- Born: December 15, 1970 (age 55) Jara Kothi Uttar Pradesh, India
- Citizenship: British
- Education: Honorary Doctor of Letters conferred by the University of Wolverhampton (2022)
- Occupations: writer, poet and novelist
- Known for: Patchwork (2016) 'A Wonder Woman' (2021)
- Spouse: Jaspal Kohli
- Children: 3, Akaash (son), Roshan (son), Prithvi (daughter)
- Website: www.kulikohli.co.uk

= Kuli Kohli =

Indian-British writer and poet

Dr. Kuli Kohli (born 1970) is an Indian-British disabled writer, poet, social activist and council worker of Punjabi descent. She is known for her literary works and has conducted several live performances. She was born with cerebral palsy, and confronts difficulties with handwriting, speaking, walking and hearing in her performances.

== Biography ==
Kuli (short for Kuldip) Kohli was born in 1970 in a rural remote village in the state of Uttar Pradesh, Northern India. She was born as the eldest child in her family and her birth was regarded as a curse in the typical Indian society which prefers a boy rather than a girl. It was also revealed that she was born with cerebral palsy and the neighbours suggested her parents to throw the child in the river. Kuli was almost thrown into the river until her father intervened physically to save her life.

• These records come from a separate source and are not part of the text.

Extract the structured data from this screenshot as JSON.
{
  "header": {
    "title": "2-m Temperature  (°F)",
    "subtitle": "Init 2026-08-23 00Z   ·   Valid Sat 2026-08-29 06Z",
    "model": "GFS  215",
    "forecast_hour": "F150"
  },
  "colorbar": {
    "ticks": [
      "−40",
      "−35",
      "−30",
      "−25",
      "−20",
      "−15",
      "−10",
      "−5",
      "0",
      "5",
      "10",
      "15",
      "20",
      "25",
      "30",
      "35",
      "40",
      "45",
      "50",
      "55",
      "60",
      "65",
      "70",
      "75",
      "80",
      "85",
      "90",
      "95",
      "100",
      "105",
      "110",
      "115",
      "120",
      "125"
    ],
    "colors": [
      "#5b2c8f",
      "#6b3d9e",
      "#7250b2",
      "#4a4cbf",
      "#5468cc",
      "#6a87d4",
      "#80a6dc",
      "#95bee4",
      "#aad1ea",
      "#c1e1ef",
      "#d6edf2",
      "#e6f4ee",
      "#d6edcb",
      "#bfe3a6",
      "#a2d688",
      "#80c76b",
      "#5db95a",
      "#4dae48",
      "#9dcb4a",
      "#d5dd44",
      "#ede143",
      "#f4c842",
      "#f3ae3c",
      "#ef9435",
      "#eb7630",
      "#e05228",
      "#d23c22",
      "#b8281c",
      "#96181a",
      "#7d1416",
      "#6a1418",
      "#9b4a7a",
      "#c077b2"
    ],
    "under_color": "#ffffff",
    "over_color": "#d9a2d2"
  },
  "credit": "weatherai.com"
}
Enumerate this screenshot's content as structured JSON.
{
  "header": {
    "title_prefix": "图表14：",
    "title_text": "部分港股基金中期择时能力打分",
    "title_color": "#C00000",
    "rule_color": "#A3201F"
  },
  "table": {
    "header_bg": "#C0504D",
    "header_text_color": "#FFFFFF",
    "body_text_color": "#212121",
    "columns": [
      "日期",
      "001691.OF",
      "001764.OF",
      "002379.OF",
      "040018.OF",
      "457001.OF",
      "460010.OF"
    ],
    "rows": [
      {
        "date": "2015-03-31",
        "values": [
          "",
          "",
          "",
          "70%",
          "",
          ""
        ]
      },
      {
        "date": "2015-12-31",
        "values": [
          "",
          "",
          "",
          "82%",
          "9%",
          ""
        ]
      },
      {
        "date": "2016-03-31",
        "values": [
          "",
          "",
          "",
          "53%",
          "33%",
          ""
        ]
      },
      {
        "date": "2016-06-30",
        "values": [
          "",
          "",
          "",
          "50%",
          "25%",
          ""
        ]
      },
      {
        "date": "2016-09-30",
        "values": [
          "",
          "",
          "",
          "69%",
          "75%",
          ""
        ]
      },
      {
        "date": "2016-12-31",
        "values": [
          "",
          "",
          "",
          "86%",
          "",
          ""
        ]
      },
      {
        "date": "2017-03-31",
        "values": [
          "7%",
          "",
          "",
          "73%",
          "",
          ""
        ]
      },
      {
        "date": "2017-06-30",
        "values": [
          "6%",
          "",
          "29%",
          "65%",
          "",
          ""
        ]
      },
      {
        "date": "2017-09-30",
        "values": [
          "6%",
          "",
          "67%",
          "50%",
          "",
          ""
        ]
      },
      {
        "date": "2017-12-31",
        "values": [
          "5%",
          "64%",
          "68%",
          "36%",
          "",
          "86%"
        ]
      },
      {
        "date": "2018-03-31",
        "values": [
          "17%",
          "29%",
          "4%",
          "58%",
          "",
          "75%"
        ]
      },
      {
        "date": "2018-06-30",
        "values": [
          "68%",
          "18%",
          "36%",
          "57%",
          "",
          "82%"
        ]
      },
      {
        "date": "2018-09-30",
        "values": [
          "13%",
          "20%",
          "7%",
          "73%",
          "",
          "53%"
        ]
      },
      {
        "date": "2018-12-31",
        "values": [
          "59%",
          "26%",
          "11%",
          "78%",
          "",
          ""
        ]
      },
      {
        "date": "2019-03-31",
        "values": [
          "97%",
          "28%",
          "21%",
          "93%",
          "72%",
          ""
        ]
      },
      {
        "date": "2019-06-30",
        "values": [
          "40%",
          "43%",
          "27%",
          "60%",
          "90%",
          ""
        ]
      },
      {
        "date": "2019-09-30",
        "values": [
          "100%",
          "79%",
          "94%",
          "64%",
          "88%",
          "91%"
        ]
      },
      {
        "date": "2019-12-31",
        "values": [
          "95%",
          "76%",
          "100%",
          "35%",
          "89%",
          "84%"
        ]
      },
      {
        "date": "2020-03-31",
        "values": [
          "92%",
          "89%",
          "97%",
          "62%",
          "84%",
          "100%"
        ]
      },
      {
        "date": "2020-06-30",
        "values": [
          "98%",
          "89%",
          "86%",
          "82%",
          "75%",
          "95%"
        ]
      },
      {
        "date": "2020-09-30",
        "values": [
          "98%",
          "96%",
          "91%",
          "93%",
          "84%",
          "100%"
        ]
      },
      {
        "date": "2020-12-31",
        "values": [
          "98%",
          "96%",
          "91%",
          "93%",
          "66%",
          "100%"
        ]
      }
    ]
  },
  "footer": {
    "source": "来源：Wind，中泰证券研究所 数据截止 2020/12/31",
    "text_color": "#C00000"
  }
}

She along with her family migrated to the UK in 1973 when she was just two and a half years old. She joined the Penn Hall Special School at the age of 3. She faced humiliation at her secondary school as she was referred by her schoolmates as "handicapped". She also struggled to communicate with her friends at school and was also advised by her teachers to learn to handwrite. However, Kohli left her school at the age of 16 after failing to obtain the required grades in most of her GCSE examinations.

== Career ==
She was enrolled in a youth training scheme after dropping out of school. After her marriage, she became a council worker in Wolverhampton. She pursued her career as a poet in around 2013 after being influenced by Simon Fletcher who was a literate development officer at Wolverhampton library. Simon mentored her for her poetry works and Kuli Kohli wrote a poetry titled Patchwork which was published in 2016 and then a full collection 'A Wonder Woman' published in 2021 by Offa's Press. She released a collection of her poetry titled The Rag Doll in 2013 and was self-published in 2014. She revealed that she was inspired to write a poem titled The Rag Doll as she was used to have a big rag doll during her childhood.

She established the Punjabi Women's Writing Group in the Black Country to empower Punjabi women in Wolverhampton, UK. She assisted Blakenhall Writers' Group and writes for Disability Arts Online.

In 2017, she gave her first live performance on stage about her work I have a dream which was a 15-minute set of poetry. In March 2020, she wrote a poem titled Black Country Wonder Woman for the Sandwell Stories/Stories I solation project after a request from Multistory commission. She wrote her debut novel Dangerous Games based on living with cerebral palsy in an Asian family. Her life story featured on BBC News homepage on 29 August 2020 titled They wanted to drown me at birth - now I'm a poet.